Ethan led them along the edge of the Sweet Onion River, through lush water reeds, to a narrow slice of water only ten feet wide, with black stepping stones that he himself had laid fifteen years before, for a dry crossing. “Okay, Joanna, you go first, then Autumn. I’ll come across last.”

“Why don’t we pick up the black rocks so they won’t know where we’ve crossed?”

He said simply, “I want them to know.”

Joanna looked at his rifle, then back up at his face.

When they reached the other side of the river, Ethan pulled out his cell and dialed Savich. “We won’t have service for much longer.”

Two rings, then, “Savich.”

“Ethan here. Grace sprang Blessed. If you want the full story, call Ox. Joanna, Autumn, and I are heading into Titus Hitch Wilderness, a place I know better than you know Washington.”

“We just left the Backmans’ place. No bodies to be found, so they moved them. Do you want us back there?”

“You can’t get to us out here any more easily than they can,” Ethan said. “It has to end, Savich. I hope to end it here.”

“He can’t stymie me, Ethan.”

“There’s no time.”

“Can you get a distance shot?”

Ethan grinned into his cell. “Exactly what I’m hoping for. We’re going to keep moving and then camp for the night. If we don’t run across them, I’m planning to lead Joanna and Autumn out across the north boundary in the morning.”

“Have you called your deputies in after you?”

“No. I thought about that, but I want the only one trailing us to be Blessed. I don’t want to take the chance he’d stymie my deputies. Call Ox and let him know, will you? We’ve got to move.”

There was a pause, then, “Good luck, Ethan.”

Ethan pocketed his cell phone, then turned to Joanna and Autumn. “Either of you need to rest, you just holler, okay? We’re going to be going through some pretty rough terrain. I’m the only one without good footwear.” He kicked a stone with the toe of his low-heeled boots. “Your sneakers will be fine. Stay close. We’ve got a ways to go before we get to Locksley Manor.”

One of Joanna’s eyebrows went up. “Robin Hood’s house?”

“You’ll see,” Ethan said, and took the lead.

He pictured Mr. Spalding hanging in that tree, the bear ripping him down. He had no intention of ending up like him. He prayed they wouldn’t run into hikers. He prayed harder that any hikers didn’t get close to Blessed and Grace.

They walked a few hundred yards on narrow trails until Ethan hooked off-trail to the right, and they walked, always upward, through thick brush dotted with brilliant daisies and jasmine.

45

BRICKER’S BOWL, GEORGIA

Late Wednesday afternoon

“We need to go back to Titusville, Dillon. We can’t leave Ethan on his own, even if he asked us to.”

“We’ll be on a flight this evening, Sherlock,” Savich said, and turned the Camry onto the main road, heading east from Bricker’s Bowl. “Right now I’ve got a surprise for you.”

“Anything to make this headache go away.”

“How about MAX found the address of the Children of Twilight?”

“He’s been working on that for days.

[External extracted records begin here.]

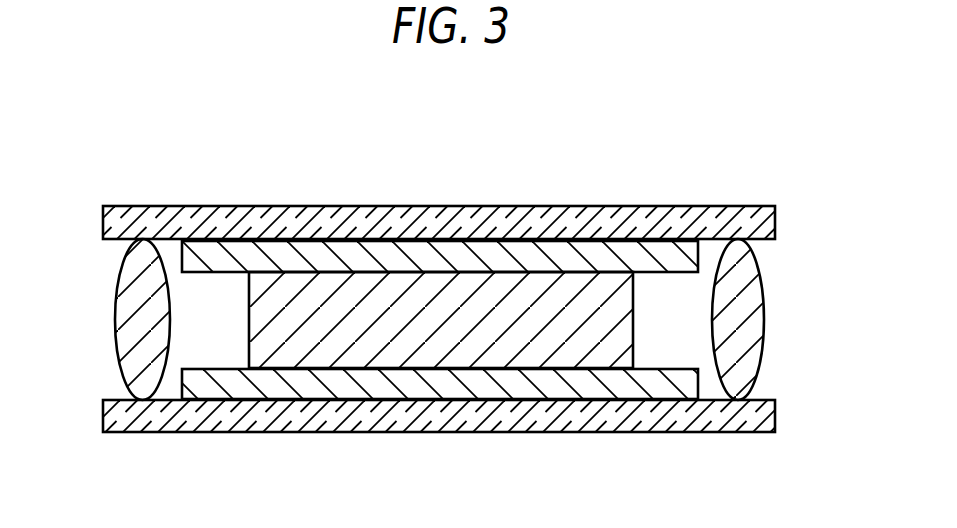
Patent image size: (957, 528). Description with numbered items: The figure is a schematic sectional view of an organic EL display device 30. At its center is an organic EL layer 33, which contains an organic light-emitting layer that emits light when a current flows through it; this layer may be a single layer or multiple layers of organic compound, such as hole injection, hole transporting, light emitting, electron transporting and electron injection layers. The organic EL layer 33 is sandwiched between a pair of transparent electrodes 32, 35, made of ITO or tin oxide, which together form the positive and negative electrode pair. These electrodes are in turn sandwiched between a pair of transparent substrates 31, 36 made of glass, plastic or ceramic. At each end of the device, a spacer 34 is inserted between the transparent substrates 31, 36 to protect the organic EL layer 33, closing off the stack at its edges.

The organic EL display device 30 is at (338, 186).
The transparent substrate 31 is at (767, 223).
The transparent electrode 32 is at (652, 257).
The organic EL layer 33 is at (265, 348).
The spacer 34 is at (138, 273).
The transparent electrode 35 is at (653, 383).
The transparent substrate 36 is at (767, 418).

You’re not kidding me?”

He shook his head. “Nope, got it.”

“Oh, yeah, that’ll do it.” She snapped her fingers. “Headache’s gone in four-point-five seconds. How did MAX find out where they’re located?”

“Whistler’s mother.”

She punched him in the arm.

He grinned. “MAX couldn’t find any property in Caldicot Whistler’s name, so we dug into Caldicot Whistler’s antecedents, his father, then his mother. Father’s dead, so is the mother, but I had him do a property search within a hundred-mile radius of Bricker’s Bowl, flag anything that might be suspect. He finally found a good-sized property hidden within two holding companies, the first under the proprietary name of the second. That second company’s name was listed as C. W. Huntingdon, Limited. The initials C.W.—as in Caldicot Whistler—triggered MAX’s algorithm, and he went for it. Underneath all the layers, MAX discovered the property actually belonged to Mrs. Agatha Whistler as sole trustee. She inherited it from her husband when he died some fifteen years ago. Although the trust isn’t in the public record, it must have been passed to Caldicot when she died only last year at the age of eighty-five years. Caldicot is her only surviving child, now age fifty-two. Her other child was much older and is also dead.